Trump’s war in Iran is now being led by Israel rather than the other way
around, and Trump has no easy way to alter this power imbalance.
The war has also shifted the power balance between Russia
and Ukraine, with Russian oil revenues potentially doubling as U.S. weapons
stocks become depleted.
So what’s next for the U.S.? Is there any way out for Trump?
He could put “boots on the ground” in Iran and attempt to
seize Iran’s stockpile of approximately 970 pounds of 60 percent enriched
uranium — enough to produce multiple nuclear weapons if further enriched. If he
could pull this off, a major feat.
But this would be a particularly dangerous move in terms of
American lives lost. It could even risk an accidental nuclear explosion.
Moreover, no one knows where the enriched uranium is being
stored. In the wake of U.S. and Israeli strikes last June, it’s likely in deep
underground tunnels near Isfahan and other secure locations, but the
International Atomic Energy Agency can’t verify the exact locations or status
of the stockpile due to lack of access to bombed sites.
What about returning to the diplomatic table? As Richard
Haass points
out, Trump hardly gave diplomacy a chance before launching his war. U.S.

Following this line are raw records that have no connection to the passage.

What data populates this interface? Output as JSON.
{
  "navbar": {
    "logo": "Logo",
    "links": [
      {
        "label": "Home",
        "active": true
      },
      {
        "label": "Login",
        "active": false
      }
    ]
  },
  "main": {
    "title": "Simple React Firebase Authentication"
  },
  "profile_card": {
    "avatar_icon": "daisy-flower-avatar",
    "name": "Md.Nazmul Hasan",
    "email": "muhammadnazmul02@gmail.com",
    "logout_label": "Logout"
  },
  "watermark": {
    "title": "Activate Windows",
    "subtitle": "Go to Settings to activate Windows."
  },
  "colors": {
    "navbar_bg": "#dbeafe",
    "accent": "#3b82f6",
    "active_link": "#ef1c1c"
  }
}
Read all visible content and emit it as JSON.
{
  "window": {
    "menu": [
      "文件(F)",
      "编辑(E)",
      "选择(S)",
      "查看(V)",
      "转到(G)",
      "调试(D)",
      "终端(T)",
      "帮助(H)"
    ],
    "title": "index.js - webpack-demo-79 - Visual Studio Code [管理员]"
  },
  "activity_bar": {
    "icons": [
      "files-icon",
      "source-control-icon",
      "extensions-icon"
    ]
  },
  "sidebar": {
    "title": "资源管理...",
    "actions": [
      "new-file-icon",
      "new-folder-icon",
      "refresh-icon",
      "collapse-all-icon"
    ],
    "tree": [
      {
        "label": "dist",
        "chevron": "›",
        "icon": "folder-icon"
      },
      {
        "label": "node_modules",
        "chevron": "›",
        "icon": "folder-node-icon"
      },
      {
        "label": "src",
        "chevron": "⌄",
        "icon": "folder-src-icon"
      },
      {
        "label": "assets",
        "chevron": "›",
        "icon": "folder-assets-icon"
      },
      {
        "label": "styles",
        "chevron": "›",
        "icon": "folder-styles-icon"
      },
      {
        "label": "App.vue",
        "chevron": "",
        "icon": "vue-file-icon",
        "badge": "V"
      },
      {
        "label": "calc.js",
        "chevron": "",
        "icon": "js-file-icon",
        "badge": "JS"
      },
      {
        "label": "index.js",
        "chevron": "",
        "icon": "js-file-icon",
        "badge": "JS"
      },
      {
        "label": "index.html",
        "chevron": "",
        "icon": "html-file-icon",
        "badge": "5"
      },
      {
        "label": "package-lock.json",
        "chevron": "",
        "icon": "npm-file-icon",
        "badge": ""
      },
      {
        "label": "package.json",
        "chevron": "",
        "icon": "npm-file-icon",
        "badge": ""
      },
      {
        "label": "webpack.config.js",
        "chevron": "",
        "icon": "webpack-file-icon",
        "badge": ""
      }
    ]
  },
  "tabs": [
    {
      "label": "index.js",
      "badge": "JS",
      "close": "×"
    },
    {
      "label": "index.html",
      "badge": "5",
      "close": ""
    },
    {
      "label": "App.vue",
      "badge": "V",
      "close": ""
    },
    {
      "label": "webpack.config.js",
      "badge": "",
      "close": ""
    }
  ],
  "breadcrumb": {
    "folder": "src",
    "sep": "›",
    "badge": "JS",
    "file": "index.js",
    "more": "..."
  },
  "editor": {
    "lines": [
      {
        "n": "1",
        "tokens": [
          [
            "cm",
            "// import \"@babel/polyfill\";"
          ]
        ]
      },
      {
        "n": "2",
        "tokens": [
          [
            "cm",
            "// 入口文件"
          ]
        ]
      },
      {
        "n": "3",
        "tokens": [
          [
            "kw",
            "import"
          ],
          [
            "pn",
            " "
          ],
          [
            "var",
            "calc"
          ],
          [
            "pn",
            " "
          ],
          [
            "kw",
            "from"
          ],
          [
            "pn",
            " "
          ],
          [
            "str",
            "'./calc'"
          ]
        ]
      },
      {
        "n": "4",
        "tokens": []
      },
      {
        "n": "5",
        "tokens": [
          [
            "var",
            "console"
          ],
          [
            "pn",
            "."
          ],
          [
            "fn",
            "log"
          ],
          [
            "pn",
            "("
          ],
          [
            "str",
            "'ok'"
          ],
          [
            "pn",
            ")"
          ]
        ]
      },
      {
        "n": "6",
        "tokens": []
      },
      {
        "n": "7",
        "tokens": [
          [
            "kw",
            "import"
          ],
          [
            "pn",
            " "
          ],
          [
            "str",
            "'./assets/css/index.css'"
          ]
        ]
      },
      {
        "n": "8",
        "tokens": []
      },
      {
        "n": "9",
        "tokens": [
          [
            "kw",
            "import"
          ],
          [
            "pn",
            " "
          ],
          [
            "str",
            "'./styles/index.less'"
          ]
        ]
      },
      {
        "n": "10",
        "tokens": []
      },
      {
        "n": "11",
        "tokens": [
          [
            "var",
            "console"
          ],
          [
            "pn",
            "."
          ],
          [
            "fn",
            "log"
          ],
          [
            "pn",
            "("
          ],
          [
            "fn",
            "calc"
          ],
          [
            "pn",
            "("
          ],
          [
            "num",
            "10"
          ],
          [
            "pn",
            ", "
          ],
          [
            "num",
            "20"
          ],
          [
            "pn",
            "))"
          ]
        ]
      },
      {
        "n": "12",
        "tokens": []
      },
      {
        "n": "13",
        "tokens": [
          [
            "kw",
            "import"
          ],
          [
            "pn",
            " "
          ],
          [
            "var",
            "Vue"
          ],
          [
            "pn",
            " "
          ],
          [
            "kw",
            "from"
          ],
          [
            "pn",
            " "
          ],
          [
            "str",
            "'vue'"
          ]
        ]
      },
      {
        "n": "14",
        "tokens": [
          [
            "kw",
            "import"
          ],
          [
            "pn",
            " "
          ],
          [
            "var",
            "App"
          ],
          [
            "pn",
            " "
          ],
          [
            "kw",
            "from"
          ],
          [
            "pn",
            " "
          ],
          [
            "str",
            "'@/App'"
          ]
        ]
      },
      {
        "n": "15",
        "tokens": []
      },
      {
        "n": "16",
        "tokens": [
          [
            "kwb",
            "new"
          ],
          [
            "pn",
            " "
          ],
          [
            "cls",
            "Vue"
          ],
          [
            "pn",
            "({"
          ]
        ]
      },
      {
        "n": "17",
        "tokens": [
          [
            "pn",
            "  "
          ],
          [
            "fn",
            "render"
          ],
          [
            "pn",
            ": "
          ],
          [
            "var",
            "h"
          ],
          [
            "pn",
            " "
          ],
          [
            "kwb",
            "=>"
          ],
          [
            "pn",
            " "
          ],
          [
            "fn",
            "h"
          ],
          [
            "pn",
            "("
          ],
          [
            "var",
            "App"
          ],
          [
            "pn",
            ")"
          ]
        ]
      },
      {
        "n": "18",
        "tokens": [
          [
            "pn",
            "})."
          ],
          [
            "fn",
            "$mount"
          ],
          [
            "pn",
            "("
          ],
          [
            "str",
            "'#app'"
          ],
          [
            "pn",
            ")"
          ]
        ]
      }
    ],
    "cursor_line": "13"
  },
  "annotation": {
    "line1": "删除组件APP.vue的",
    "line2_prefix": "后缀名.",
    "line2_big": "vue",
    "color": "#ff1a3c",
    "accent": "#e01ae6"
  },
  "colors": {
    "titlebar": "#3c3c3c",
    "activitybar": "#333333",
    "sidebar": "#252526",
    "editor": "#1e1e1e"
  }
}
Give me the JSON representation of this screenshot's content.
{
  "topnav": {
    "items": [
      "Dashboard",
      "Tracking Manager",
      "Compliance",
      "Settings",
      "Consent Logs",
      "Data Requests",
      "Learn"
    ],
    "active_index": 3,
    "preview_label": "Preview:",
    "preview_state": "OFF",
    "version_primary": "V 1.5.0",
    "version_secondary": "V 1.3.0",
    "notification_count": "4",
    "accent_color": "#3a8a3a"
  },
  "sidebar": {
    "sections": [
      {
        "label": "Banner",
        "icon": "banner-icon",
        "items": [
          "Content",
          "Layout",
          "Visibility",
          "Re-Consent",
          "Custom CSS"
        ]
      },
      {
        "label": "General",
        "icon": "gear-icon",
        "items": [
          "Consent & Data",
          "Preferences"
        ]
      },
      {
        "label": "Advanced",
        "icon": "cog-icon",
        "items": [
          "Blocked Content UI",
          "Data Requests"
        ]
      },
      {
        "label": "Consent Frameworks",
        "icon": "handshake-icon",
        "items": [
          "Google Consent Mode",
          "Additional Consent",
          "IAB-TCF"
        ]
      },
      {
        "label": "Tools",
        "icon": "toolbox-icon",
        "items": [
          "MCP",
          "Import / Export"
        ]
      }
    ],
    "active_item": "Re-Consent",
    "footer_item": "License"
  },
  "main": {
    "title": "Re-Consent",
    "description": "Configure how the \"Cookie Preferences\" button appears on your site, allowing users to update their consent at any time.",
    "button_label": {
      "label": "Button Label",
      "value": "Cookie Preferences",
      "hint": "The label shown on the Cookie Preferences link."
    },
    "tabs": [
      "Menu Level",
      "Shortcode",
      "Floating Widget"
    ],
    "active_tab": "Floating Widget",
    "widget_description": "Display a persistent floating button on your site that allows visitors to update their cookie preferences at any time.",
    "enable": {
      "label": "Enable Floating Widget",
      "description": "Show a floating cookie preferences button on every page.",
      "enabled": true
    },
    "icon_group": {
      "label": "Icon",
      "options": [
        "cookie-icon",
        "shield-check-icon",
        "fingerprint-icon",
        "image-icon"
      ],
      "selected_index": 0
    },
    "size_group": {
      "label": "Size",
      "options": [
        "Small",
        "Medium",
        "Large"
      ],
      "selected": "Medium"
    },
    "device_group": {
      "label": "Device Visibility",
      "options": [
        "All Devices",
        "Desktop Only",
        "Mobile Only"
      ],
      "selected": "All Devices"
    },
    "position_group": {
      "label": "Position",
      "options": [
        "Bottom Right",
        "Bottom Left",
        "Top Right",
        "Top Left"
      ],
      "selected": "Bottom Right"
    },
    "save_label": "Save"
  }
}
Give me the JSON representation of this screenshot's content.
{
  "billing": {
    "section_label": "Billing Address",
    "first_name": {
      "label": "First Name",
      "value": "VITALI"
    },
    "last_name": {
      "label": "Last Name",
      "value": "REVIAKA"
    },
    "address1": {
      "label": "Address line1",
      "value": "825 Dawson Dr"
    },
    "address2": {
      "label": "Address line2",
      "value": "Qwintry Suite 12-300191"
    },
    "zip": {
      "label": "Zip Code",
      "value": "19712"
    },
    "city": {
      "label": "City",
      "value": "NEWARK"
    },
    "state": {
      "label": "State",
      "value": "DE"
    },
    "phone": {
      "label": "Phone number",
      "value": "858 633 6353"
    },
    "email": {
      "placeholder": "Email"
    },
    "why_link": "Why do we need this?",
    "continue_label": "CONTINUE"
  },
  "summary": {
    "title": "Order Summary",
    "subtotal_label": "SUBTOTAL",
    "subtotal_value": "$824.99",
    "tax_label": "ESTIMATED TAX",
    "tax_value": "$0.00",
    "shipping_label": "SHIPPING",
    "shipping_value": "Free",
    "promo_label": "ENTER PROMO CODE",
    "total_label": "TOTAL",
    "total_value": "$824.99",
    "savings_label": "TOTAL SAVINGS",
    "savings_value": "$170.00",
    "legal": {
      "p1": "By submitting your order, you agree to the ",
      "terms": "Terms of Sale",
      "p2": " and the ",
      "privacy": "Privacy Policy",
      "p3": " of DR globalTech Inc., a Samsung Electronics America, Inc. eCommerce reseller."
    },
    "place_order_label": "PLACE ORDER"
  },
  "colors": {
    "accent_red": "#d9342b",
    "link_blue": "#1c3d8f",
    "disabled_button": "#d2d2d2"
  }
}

envoys Witkoff and Kushner blended maximal positions — effectively demanding an
end to Iran’s nuclear program, ballistic missile force, and support for proxies
— with minimal time for negotiation.
Haass notes the stark contrast between this process and the
administration’s apparently endless willingness to give Russia the benefit of
the doubt and compromise Ukraine’s interests.
If Trump returned to negotiations now, from a position of
demonstrated military capability rather than exhaustion, Iran might be forced
to reorient and respond to an adversary that did something unpredictable.
The problem is that the Trump regime has repeatedly reneged
on his promises to Iran, so Tehran has no reason to believe any offer Trump
makes.
So, presumably for the foreseeable future, Iran will remain
in Trump’s OODA loop, Trump will remain trapped in Iran, and American consumers
will be trapped by soaring energy prices.